Why Editors Misread Ad-Hoc Binary Files Tools like file or MIME detectors may call the result text/plain, and an editor may show "90" or other gibberish. Ad-hoc binary files lack signatures and metadata that standard formats use for identification. The operating system cannot know the intended interpretation from the bytes alone. Only a reader that mirrors the writer’s logic can decode the content properly.
Reading the int Back Reliably Open data.bin in "rb" mode and declare an int to receive the value. If fread returns 1 item, print the number; otherwise report an error. Running the reader prints 12345, validating the write/read pair. Editors couldn’t produce this result because they don’t apply the same structure.
Binary Size vs Textual Digits Checking the file shows a size of four bytes, versus about six for textual storage of 12345 with newline. Choosing long would take eight bytes; short would take two if the value fits its range. Binary footprint depends on data types rather than digit count. Type selection affects both space usage and compatibility.
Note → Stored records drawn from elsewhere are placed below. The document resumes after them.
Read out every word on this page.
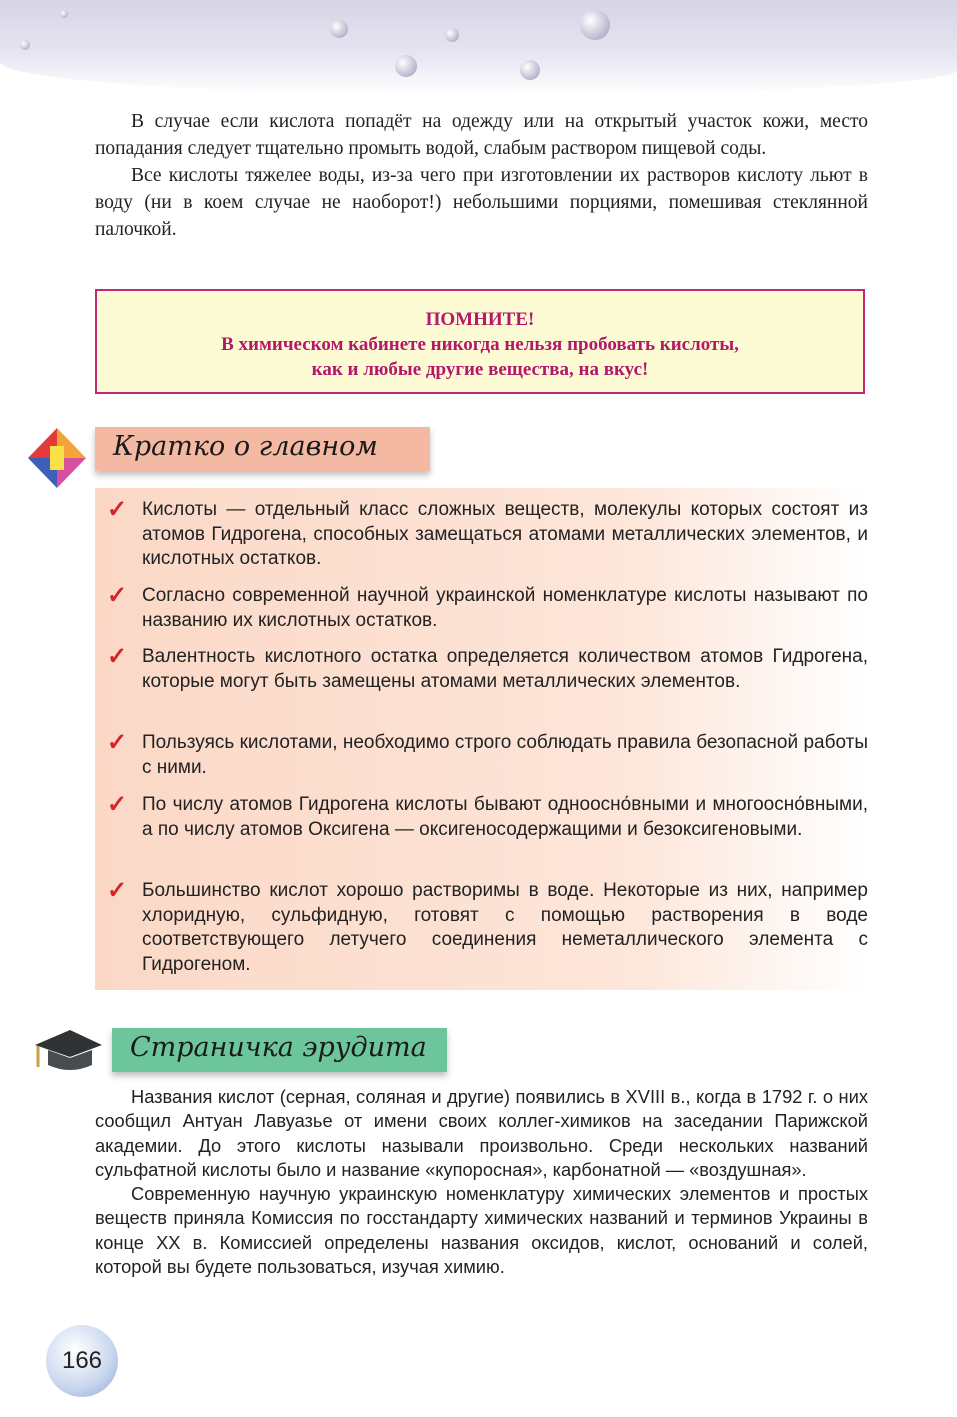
В случае если кислота попадёт на одежду или на открытый участок кожи, место попадания следует тщательно промыть водой, слабым раствором пищевой соды.

Все кислоты тяжелее воды, из-за чего при изготовлении их растворов кислоту льют в воду (ни в коем случае не наоборот!) небольшими порциями, помешивая стеклянной палочкой.

ПОМНИТЕ!
В химическом кабинете никогда нельзя пробовать кислоты,
как и любые другие вещества, на вкус!
Кратко о главном
✓ Кислоты — отдельный класс сложных веществ, молекулы которых состоят из атомов Гидрогена, способных замещаться атомами металлических элементов, и кислотных остатков.
✓ Согласно современной научной украинской номенклатуре кислоты называют по названию их кислотных остатков.
✓ Валентность кислотного остатка определяется количеством атомов Гидрогена, которые могут быть замещены атомами металлических элементов.
✓ Пользуясь кислотами, необходимо строго соблюдать правила безопасной работы с ними.
✓ По числу атомов Гидрогена кислоты бывают одноосно́вными и многоосно́вными, а по числу атомов Оксигена — оксигеносодержащими и безоксигеновыми.
✓ Большинство кислот хорошо растворимы в воде. Некоторые из них, например хлоридную, сульфидную, готовят с помощью растворения в воде соответствующего летучего соединения неметаллического элемента с Гидрогеном.
Страничка эрудита

Названия кислот (серная, соляная и другие) появились в XVIII в., когда в 1792 г. о них сообщил Антуан Лавуазье от имени своих коллег-химиков на заседании Парижской академии. До этого кислоты называли произвольно. Среди нескольких названий сульфатной кислоты было и название «купоросная», карбонатной — «воздушная».

Современную научную украинскую номенклатуру химических элементов и простых веществ приняла Комиссия по госстандарту химических названий и терминов Украины в конце XX в. Комиссией определены названия оксидов, кислот, оснований и солей, которой вы будете пользоваться, изучая химию.

166
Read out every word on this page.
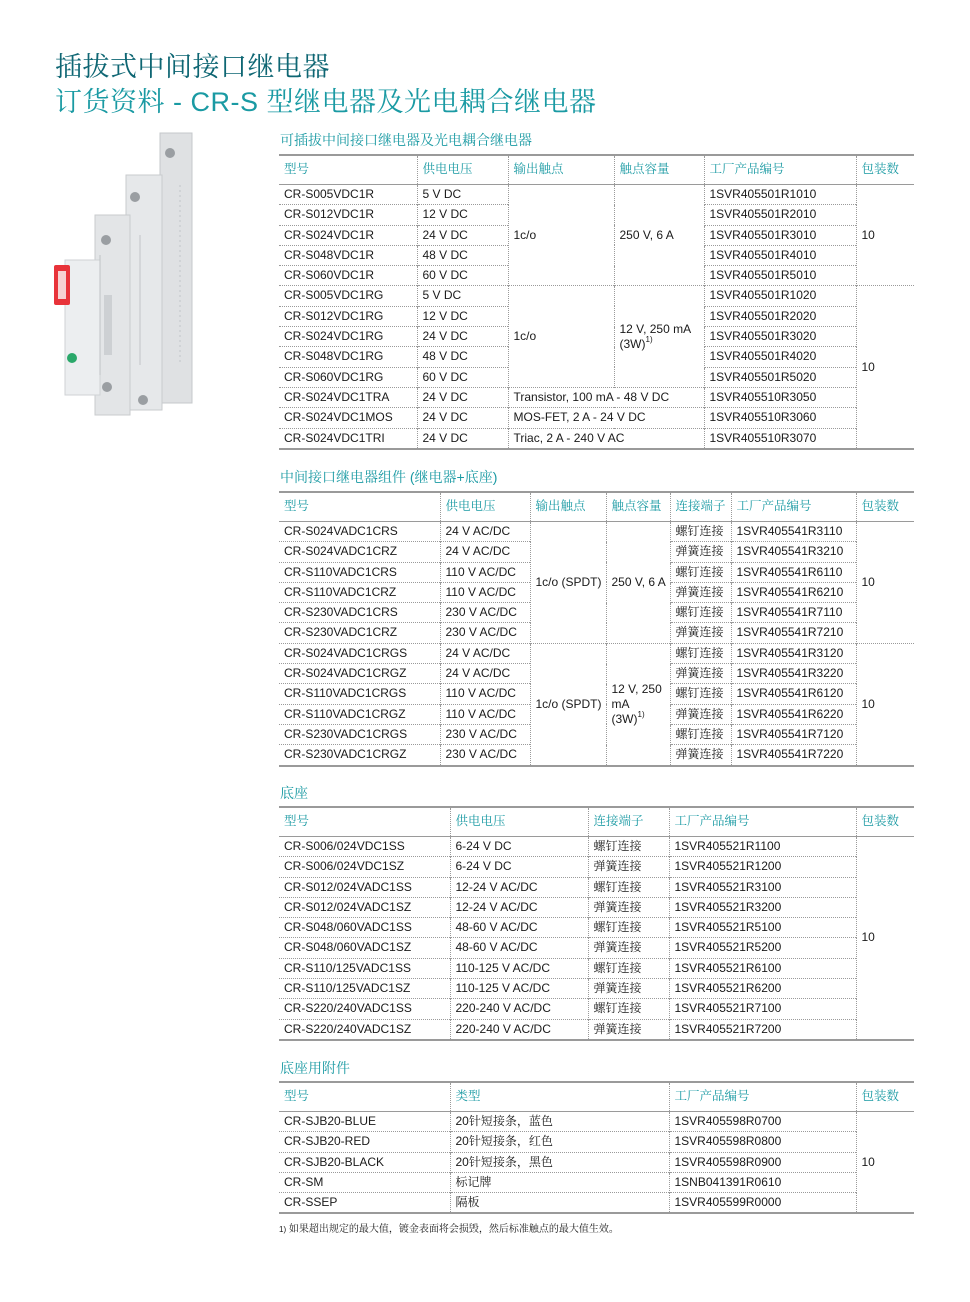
插拔式中间接口继电器
订货资料 - CR-S 型继电器及光电耦合继电器
可插拔中间接口继电器及光电耦合继电器
型号	供电电压	输出触点	触点容量	工厂产品编号	包装数
CR-S005VDC1R	5 V DC	1c/o	250 V, 6 A	1SVR405501R1010	10
CR-S012VDC1R	12 V DC			1SVR405501R2010	
CR-S024VDC1R	24 V DC			1SVR405501R3010	
CR-S048VDC1R	48 V DC			1SVR405501R4010	
CR-S060VDC1R	60 V DC			1SVR405501R5010	
CR-S005VDC1RG	5 V DC	1c/o	12 V, 250 mA $(3W)^{1)}$	1SVR405501R1020	10
CR-S012VDC1RG	12 V DC			1SVR405501R2020	
CR-S024VDC1RG	24 V DC			1SVR405501R3020	
CR-S048VDC1RG	48 V DC			1SVR405501R4020	
CR-S060VDC1RG	60 V DC			1SVR405501R5020	
CR-S024VDC1TRA	24 V DC	Transistor, 100 mA - 48 V DC		1SVR405510R3050	
CR-S024VDC1MOS	24 V DC	MOS-FET, 2 A - 24 V DC		1SVR405510R3060	
CR-S024VDC1TRI	24 V DC	Triac, 2 A - 240 V AC		1SVR405510R3070	
中间接口继电器组件 (继电器+底座)
型号	供电电压	输出触点	触点容量	连接端子	工厂产品编号	包装数
CR-S024VADC1CRS	24 V AC/DC	1c/o (SPDT)	250 V, 6 A	螺钉连接	1SVR405541R3110	10
CR-S024VADC1CRZ	24 V AC/DC			弹簧连接	1SVR405541R3210	
CR-S110VADC1CRS	110 V AC/DC			螺钉连接	1SVR405541R6110	
CR-S110VADC1CRZ	110 V AC/DC			弹簧连接	1SVR405541R6210	
CR-S230VADC1CRS	230 V AC/DC			螺钉连接	1SVR405541R7110	
CR-S230VADC1CRZ	230 V AC/DC			弹簧连接	1SVR405541R7210	
CR-S024VADC1CRGS	24 V AC/DC	1c/o (SPDT)	12 V, 250 mA $(3W)^{1)}$	螺钉连接	1SVR405541R3120	10
CR-S024VADC1CRGZ	24 V AC/DC			弹簧连接	1SVR405541R3220	
CR-S110VADC1CRGS	110 V AC/DC			螺钉连接	1SVR405541R6120	
CR-S110VADC1CRGZ	110 V AC/DC			弹簧连接	1SVR405541R6220	
CR-S230VADC1CRGS	230 V AC/DC			螺钉连接	1SVR405541R7120	
CR-S230VADC1CRGZ	230 V AC/DC			弹簧连接	1SVR405541R7220	
底座
型号	供电电压	连接端子	工厂产品编号	包装数
CR-S006/024VDC1SS	6-24 V DC	螺钉连接	1SVR405521R1100	10
CR-S006/024VDC1SZ	6-24 V DC	弹簧连接	1SVR405521R1200	
CR-S012/024VADC1SS	12-24 V AC/DC	螺钉连接	1SVR405521R3100	
CR-S012/024VADC1SZ	12-24 V AC/DC	弹簧连接	1SVR405521R3200	
CR-S048/060VADC1SS	48-60 V AC/DC	螺钉连接	1SVR405521R5100	
CR-S048/060VADC1SZ	48-60 V AC/DC	弹簧连接	1SVR405521R5200	
CR-S110/125VADC1SS	110-125 V AC/DC	螺钉连接	1SVR405521R6100	
CR-S110/125VADC1SZ	110-125 V AC/DC	弹簧连接	1SVR405521R6200	
CR-S220/240VADC1SS	220-240 V AC/DC	螺钉连接	1SVR405521R7100	
CR-S220/240VADC1SZ	220-240 V AC/DC	弹簧连接	1SVR405521R7200	
底座用附件
型号	类型	工厂产品编号	包装数
CR-SJB20-BLUE	20针短接条，蓝色	1SVR405598R0700	10
CR-SJB20-RED	20针短接条，红色	1SVR405598R0800	
CR-SJB20-BLACK	20针短接条，黑色	1SVR405598R0900	
CR-SM	标记牌	1SNB041391R0610	
CR-SSEP	隔板	1SVR405599R0000	
1) 如果超出规定的最大值，镀金表面将会损毁，然后标准触点的最大值生效。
Robust Argument and Stream Error Handling The utility validates argument count and names the path when fopen fails. Clear error messages and early exits prevent cascading failures. Both streams are closed with fclose to finish cleanly. These patterns help diagnose issues when automating copies.
Interpreting EOF and Return Values Per-character loops incur one extra input call that yields EOF, explaining the higher input count. fgets signals end via NULL, fscanf via EOF, and fread by returning zero items. A zero item count indicates no data was read, typically at end-of-file. Reading logic should rely on these returns rather than assumptions.
Choosing the Right Tool and Final Cautions For exact copies, avoid scanf/printf tokenization; prefer line-based or block-based I/O. Small buffers remain correct yet increase operations, while block I/O reduces calls sharply. When reading binary data, never infer success from the variable’s value—zero may be legitimate—check the function’s return. With careful seeking, sizing, copying, and binary reads/writes, file tasks become both accurate and efficient.